“Unless the spaces in a building are arranged in a sequence which corresponds to their degrees of privacy the visits made by strangers, friends, guests, clients, family, will always be a little awkward.” [10] ––– Unlike physical spaces where we have the capacity to move fluently between various environments, much of our online experience takes place in loud, crowded, and imposed public areas. This often hinders meaningful connections and understanding among individuals and deepens divides. Creating healthier, intentional public spaces, which involve mediating boundaries, social norms, and values, is crucial to addressing this challenge.

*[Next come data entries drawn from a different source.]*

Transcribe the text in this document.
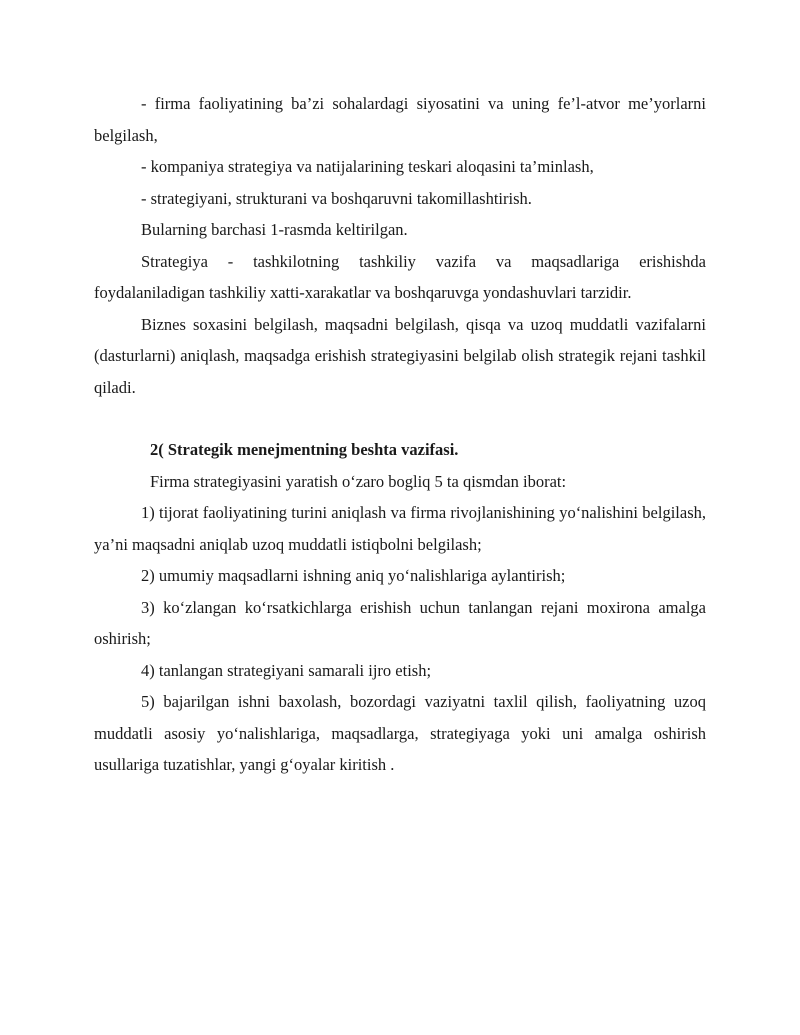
- firma faoliyatining ba’zi sohalardagi siyosatini va uning fe’l-atvor me’yorlarni belgilash,

- kompaniya strategiya va natijalarining teskari aloqasini ta’minlash,

- strategiyani, strukturani va boshqaruvni takomillashtirish.

Bularning barchasi 1-rasmda keltirilgan.

Strategiya - tashkilotning tashkiliy vazifa va maqsadlariga erishishda foydalaniladigan tashkiliy xatti-xarakatlar va boshqaruvga yondashuvlari tarzidir.

Biznes soxasini belgilash, maqsadni belgilash, qisqa va uzoq muddatli vazifalarni (dasturlarni) aniqlash, maqsadga erishish strategiyasini belgilab olish strategik rejani tashkil qiladi.

2( Strategik menejmentning beshta vazifasi.

Firma strategiyasini yaratish o‘zaro bogliq 5 ta qismdan iborat:

1) tijorat faoliyatining turini aniqlash va firma rivojlanishining yo‘nalishini belgilash, ya’ni maqsadni aniqlab uzoq muddatli istiqbolni belgilash;

2) umumiy maqsadlarni ishning aniq yo‘nalishlariga aylantirish;

3) ko‘zlangan ko‘rsatkichlarga erishish uchun tanlangan rejani moxirona amalga oshirish;

4) tanlangan strategiyani samarali ijro etish;

5) bajarilgan ishni baxolash, bozordagi vaziyatni taxlil qilish, faoliyatning uzoq muddatli asosiy yo‘nalishlariga, maqsadlarga, strategiyaga yoki uni amalga oshirish usullariga tuzatishlar, yangi g‘oyalar kiritish .
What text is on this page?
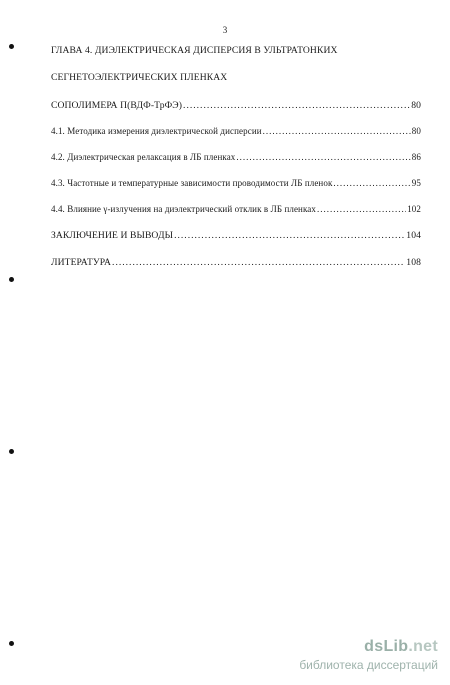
3
ГЛАВА 4. ДИЭЛЕКТРИЧЕСКАЯ ДИСПЕРСИЯ В УЛЬТРАТОНКИХ
СЕГНЕТОЭЛЕКТРИЧЕСКИХ ПЛЕНКАХ
СОПОЛИМЕРА П(ВДФ-ТрФЭ) .....	80
4.1. Методика измерения диэлектрической дисперсии .....	80
4.2. Диэлектрическая релаксация в ЛБ пленках .....	86
4.3. Частотные и температурные зависимости проводимости ЛБ пленок .....	95
4.4. Влияние γ-излучения на диэлектрический отклик в ЛБ пленках .....	102
ЗАКЛЮЧЕНИЕ И ВЫВОДЫ .....	104
ЛИТЕРАТУРА .....	108
dsLib.net
библиотека диссертаций
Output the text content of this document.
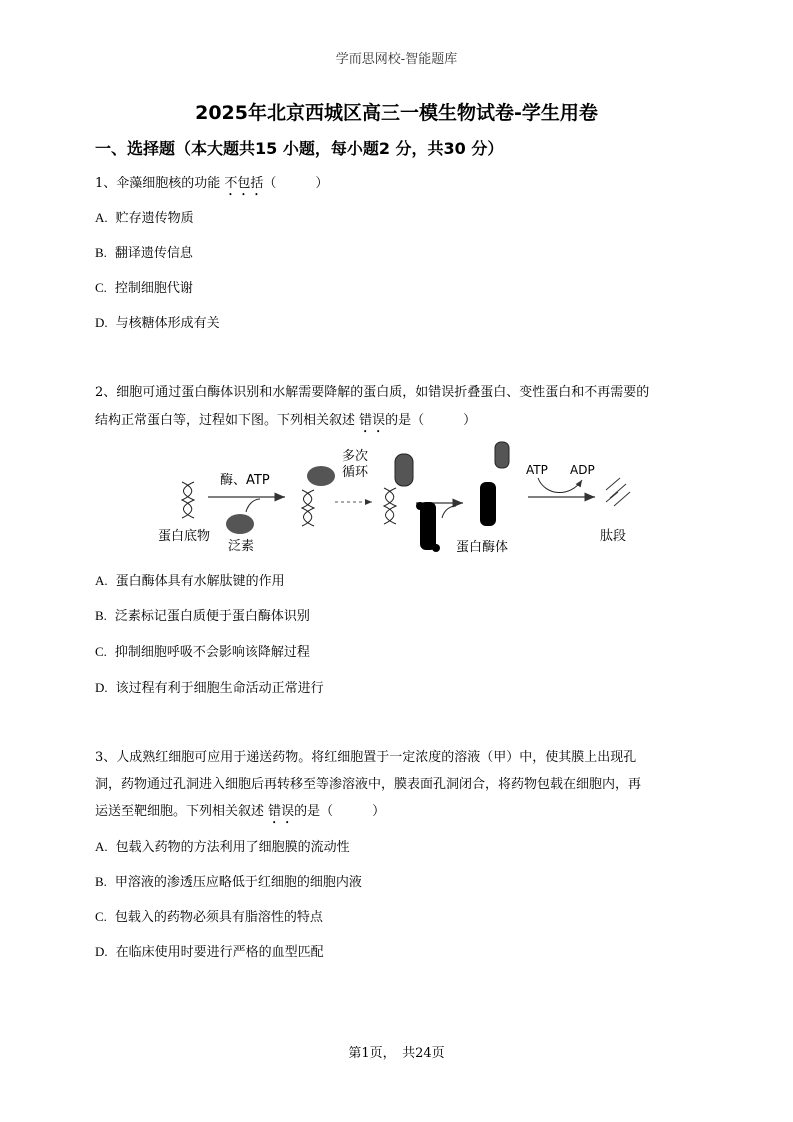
学而思网校-智能题库
2025年北京西城区高三一模生物试卷-学生用卷
一、选择题（本大题共15 小题，每小题2 分，共30 分）
1、伞藻细胞核的功能 不包括（　　　）
A. 贮存遗传物质
B. 翻译遗传信息
C. 控制细胞代谢
D. 与核糖体形成有关
2、细胞可通过蛋白酶体识别和水解需要降解的蛋白质，如错误折叠蛋白、变性蛋白和不再需要的
结构正常蛋白等，过程如下图。下列相关叙述 错误的是（　　　）
蛋白底物
酶、ATP
泛素
多次
循环
蛋白酶体
ATP ADP
肽段
A. 蛋白酶体具有水解肽键的作用
B. 泛素标记蛋白质便于蛋白酶体识别
C. 抑制细胞呼吸不会影响该降解过程
D. 该过程有利于细胞生命活动正常进行
3、人成熟红细胞可应用于递送药物。将红细胞置于一定浓度的溶液（甲）中，使其膜上出现孔
洞，药物通过孔洞进入细胞后再转移至等渗溶液中，膜表面孔洞闭合，将药物包载在细胞内，再
运送至靶细胞。下列相关叙述 错误的是（　　　）
A. 包载入药物的方法利用了细胞膜的流动性
B. 甲溶液的渗透压应略低于红细胞的细胞内液
C. 包载入的药物必须具有脂溶性的特点
D. 在临床使用时要进行严格的血型匹配
第1页，　共24页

This thesis aims to establish that the intentional design of private and public spaces, along with bridges between them, can yield benefits in fostering healthier conversations. Our online experience is largely shaped by content that is filtered and ranked by algorithms according to centralized guidelines, which often do not align with a community's purpose. This thesis draws inspiration to help uphold communities to healthy standards. Ultimately, we intend to develop the knowledge necessary to advance content moderation strategies and governability for constructive communication across decentralized communities.
This dissertation seeks to collect and analyze historical social media data to identify the drivers of prosocial behaviors within online communities. Subsequently, it aims to design and test tools that allow communities to govern their interactions through content—ranking and moderation—aligned with their own speech norms. Additionally, it proposes new ways to enable communities to foster constructive communication within private spaces, as well as across communities into public spaces, assisted by language models.
In part one, we introduce and analyze a new dataset focused on community-centered content moderation from Reddit, where each community has set its moderation guidelines. We recovered over 230K removed posts, which are no longer available for public access. We examine over 19K communities defined by mission and over 60K speech norms and propose an empirically grounded norms schema for self-governed communities. We establish the relationship between prescriptive and restrictive behaviors as the guiding principle for the quality of conversation. Further, we analyze the correlation between intentionality in the design of a community and the quality of conversation measured by metrics like curiosity and compassion in interactions, revealing a high correlation between a community's mission statement and the quality of conversation.
Designing for communities to self-govern with their speech norms presents the challenge of shifting from a centralized, top-down approach to a distributed approach. While centralized methods offer efficiency in affordances when using highly accurate language models, they limit community members' participation in shaping how content is curated and ranked within their community. In part two, we explore the use of explainable language models for highly personalized content moderation and content uplifting.
Finally, in part three, we consolidate these learnings and propose a new social network space, Odessa. Odessa is a mobile app foundationally designed to foster communication and governance between distinct communities and promote human-human relationship building. It transitions from private spaces to public spaces with a shared mission, where communication is bridged with the assistance of large language models that help negotiate differing speech norms and values.